Yes to both. The van der Waals interaction leads to the polarisation of two atoms that are not too far from each other. This can be seen as shifting the energy levels with respect to the isolated atom.Getterdog said:Do neutral atom collisions shift the eigenfunctions,during the collisions? Do collisions create temporary dipoles?
Getterdog said:I’ve read everything I can here and in the stack exchange on the topic of the continuous nature of black body radiation and it’s been really helpful,but I’m lead now to this question. Do neutral atom collisions shift the eigenfunctions,during the collisions? Do collisions create temporary dipoles? I’m Assuming no free electrons,just collisions in neutral atoms.thanks jk
Does this then account for the more or less continuous distribution of energy for a monoatomic nonionized substance? Thanks jkhilbert2 said:In some collisions we can think of the wave function of the two-atom system as a product of the wave function for the internal motion in the atoms (relative position of electrons w.r.t. the nuclei) and a wave function for the center of mass motion of the atoms. Then you can model the collision in a way where the internal motion eigenstates change temporarily when the atoms get close enough to interact. In some other cases the two atoms can form a bound state, as in the recombination of two chlorine atoms to form a ##Cl_2## molecule - then you can't write the final state wavefunction in the same way as a combination of separate atoms because there's a covalent bond formed.
Eigenfunctions are mathematical functions that represent the possible states of a system.
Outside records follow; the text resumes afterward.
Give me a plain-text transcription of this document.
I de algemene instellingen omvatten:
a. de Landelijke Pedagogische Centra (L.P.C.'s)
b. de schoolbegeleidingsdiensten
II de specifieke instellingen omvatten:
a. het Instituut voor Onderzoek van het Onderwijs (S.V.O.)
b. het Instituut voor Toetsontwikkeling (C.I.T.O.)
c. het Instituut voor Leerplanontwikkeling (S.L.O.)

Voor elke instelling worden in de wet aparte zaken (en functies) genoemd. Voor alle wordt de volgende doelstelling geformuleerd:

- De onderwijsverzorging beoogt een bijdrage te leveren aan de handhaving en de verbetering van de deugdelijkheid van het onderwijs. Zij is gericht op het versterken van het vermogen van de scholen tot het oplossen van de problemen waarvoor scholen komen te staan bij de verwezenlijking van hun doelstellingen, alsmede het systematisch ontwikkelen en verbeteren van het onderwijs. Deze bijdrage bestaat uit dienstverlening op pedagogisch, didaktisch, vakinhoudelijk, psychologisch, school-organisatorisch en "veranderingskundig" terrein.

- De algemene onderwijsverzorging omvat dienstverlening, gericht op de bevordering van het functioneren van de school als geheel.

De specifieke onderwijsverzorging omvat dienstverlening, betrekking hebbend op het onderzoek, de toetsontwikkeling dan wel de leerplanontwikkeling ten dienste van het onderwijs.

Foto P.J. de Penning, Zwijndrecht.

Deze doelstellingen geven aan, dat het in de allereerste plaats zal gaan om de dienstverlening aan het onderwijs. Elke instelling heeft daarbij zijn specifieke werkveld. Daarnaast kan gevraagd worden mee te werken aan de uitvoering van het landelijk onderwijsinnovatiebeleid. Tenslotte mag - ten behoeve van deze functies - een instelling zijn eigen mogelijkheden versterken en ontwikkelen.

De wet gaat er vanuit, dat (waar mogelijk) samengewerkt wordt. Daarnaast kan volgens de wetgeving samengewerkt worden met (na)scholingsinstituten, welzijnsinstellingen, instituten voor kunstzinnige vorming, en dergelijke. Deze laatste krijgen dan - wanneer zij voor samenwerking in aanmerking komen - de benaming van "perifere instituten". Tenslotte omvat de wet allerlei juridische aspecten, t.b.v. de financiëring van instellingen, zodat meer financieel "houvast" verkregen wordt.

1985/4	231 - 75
They are often used to describe the energy levels of particles in a collision. In collisions, eigenfunctions are used to calculate the probabilities of different outcomes and to determine the final states of the particles involved.
Eigenfunctions allow us to break down the complex dynamics of collisions into simpler mathematical representations. By using eigenfunctions, we can better understand the probabilities of different outcomes and make predictions about the behavior of particles involved in the collision.
No, eigenfunctions are typically used to describe quantum collisions, where particles behave according to the principles of quantum mechanics. Classical collisions, which follow the laws of classical mechanics, are usually described using different mathematical tools.
Eigenfunctions are determined through mathematical calculations and simulations based on the principles of quantum mechanics. These calculations take into account the properties of the particles involved, such as mass and charge, as well as the forces acting on them during the collision.
Eigenfunctions are essential in studying collisions because they allow us to make precise predictions about the behavior of particles and the outcomes of collisions. They also provide a deeper understanding of the physical processes involved in collisions, which can have practical applications in fields such as quantum computing and nuclear physics.